Acerca do cangaço, o emaranhado de fatos e
versões, falácias e embustes, é tão grande que na peneira da verdade se corre o
risco de não cair um só grão. E quando cai, logo é semeado em inúmeras versões
sobre o mesmo fato. Muitos pesquisadores parecem viver a sanha da contradita.
Não de buscar verdades, mas apenas contestar o dito, e sem apresentar qualquer
prova de verdade. Tão somente pelo prazer de ter holofotes sobre si. Com isso,
até mesmo estudos sérios e aprofundados passam a correr o risco da descrença.

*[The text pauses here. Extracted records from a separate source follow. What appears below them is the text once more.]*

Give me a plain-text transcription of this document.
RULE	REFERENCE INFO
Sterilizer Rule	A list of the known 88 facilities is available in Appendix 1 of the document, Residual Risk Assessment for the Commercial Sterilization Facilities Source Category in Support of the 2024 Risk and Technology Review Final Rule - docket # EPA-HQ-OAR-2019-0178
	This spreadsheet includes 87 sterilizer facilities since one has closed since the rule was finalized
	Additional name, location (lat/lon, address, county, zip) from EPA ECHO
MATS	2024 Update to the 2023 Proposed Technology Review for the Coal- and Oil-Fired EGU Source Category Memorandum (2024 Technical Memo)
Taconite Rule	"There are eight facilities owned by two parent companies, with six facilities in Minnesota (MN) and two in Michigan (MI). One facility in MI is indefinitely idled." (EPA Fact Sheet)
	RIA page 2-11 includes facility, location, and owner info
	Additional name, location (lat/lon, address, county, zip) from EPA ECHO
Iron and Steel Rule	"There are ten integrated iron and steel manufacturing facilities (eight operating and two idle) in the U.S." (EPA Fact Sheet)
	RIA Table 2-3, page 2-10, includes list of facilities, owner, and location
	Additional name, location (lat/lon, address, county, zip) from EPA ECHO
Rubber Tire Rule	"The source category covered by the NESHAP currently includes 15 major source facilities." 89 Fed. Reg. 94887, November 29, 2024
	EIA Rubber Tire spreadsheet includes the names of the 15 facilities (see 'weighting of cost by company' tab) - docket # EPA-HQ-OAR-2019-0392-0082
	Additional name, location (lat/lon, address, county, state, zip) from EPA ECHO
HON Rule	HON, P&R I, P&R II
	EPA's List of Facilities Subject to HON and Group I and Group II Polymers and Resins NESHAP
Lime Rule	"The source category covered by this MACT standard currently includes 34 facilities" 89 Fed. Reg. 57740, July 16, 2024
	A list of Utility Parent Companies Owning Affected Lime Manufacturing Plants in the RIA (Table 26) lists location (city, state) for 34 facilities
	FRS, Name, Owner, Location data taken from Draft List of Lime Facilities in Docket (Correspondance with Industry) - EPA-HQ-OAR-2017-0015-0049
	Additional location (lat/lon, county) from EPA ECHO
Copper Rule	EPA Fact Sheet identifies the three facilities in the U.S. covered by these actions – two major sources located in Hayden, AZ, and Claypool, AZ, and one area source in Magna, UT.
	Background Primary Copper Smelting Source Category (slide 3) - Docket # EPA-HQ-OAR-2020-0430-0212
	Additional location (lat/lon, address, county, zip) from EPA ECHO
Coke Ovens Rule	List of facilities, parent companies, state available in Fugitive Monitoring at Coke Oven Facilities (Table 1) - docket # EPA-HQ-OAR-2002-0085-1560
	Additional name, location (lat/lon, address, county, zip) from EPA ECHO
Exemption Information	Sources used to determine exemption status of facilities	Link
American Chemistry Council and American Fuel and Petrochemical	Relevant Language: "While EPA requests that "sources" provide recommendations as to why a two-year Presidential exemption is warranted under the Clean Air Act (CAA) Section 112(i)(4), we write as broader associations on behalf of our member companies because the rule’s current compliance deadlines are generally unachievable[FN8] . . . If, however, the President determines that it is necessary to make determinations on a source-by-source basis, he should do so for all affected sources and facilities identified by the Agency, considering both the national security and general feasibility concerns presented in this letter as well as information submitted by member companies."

Infelizmente, acostumou-se a tornar o cangaço não uma história, e sim como um
conto onde cada um acrescenta um ponto.
Até mesmo os fatos consensualizados como
verdadeiros, pois aceitos como inegáveis pela maioria dos estudiosos, não estão
livres da deturpação perante as mentiras surgidas. As revelações facilmente
afloradas, ao invés de servirem de maior embasamento para o já conhecido desde
muito, geralmente se prestam apenas a embaralhar tudo. E assim o cangaço vai se
tornando uma história não apenas sem fim, mas principalmente sem pé nem cabeça.
E também uma verdade já tão transformada e mentirosamente espalhada que em
mentiras vai se alastrando ainda mais.
Os pesquisadores, estudiosos e ditos “donos
da verdade”, são os principais responsáveis pelo nebuloso labirinto que se
tornou o cangaço. Aqueles que revestem suas obras com extensa bibliografia, nem
sempre estão imunes de trazer as inverdades daquelas para referenciá-las como
verdade. Por que os outros mentiram, então se torna mentiroso também. Já outros
- principalmente escritores de mais estrada - e que recheiam suas obras com
“provas testemunhais”, ou seja, através de relatos de pessoas que vivenciaram
episódios, nada mais fazem que repassar versões pessoais dos fatos (nem sempre
verdadeiras) e quase sempre “puxando sardinha para os seus pratos”.
É um mundo de insinuações que não acaba mais.
Assim acontece perante os livros publicados, os textos divulgados, as palestras
em seminários, os ensaios expostos em redes sociais. Ora, aconteceu de alguém
dizer (e até publicar um livro) que Lampião morreu em Minas Gerais em idade
muito avançada. Muitos são os autores digladiam sobre os acontecidos na Gruta
de Angico em 1938. Alguns dizem que Lampião não estava nem no local, outros
afirmam que ele não morreu baleado e sim envenenado, outros dizem que nem assim
nem assado. E vão contando versões mirabolantes e estapafúrdias.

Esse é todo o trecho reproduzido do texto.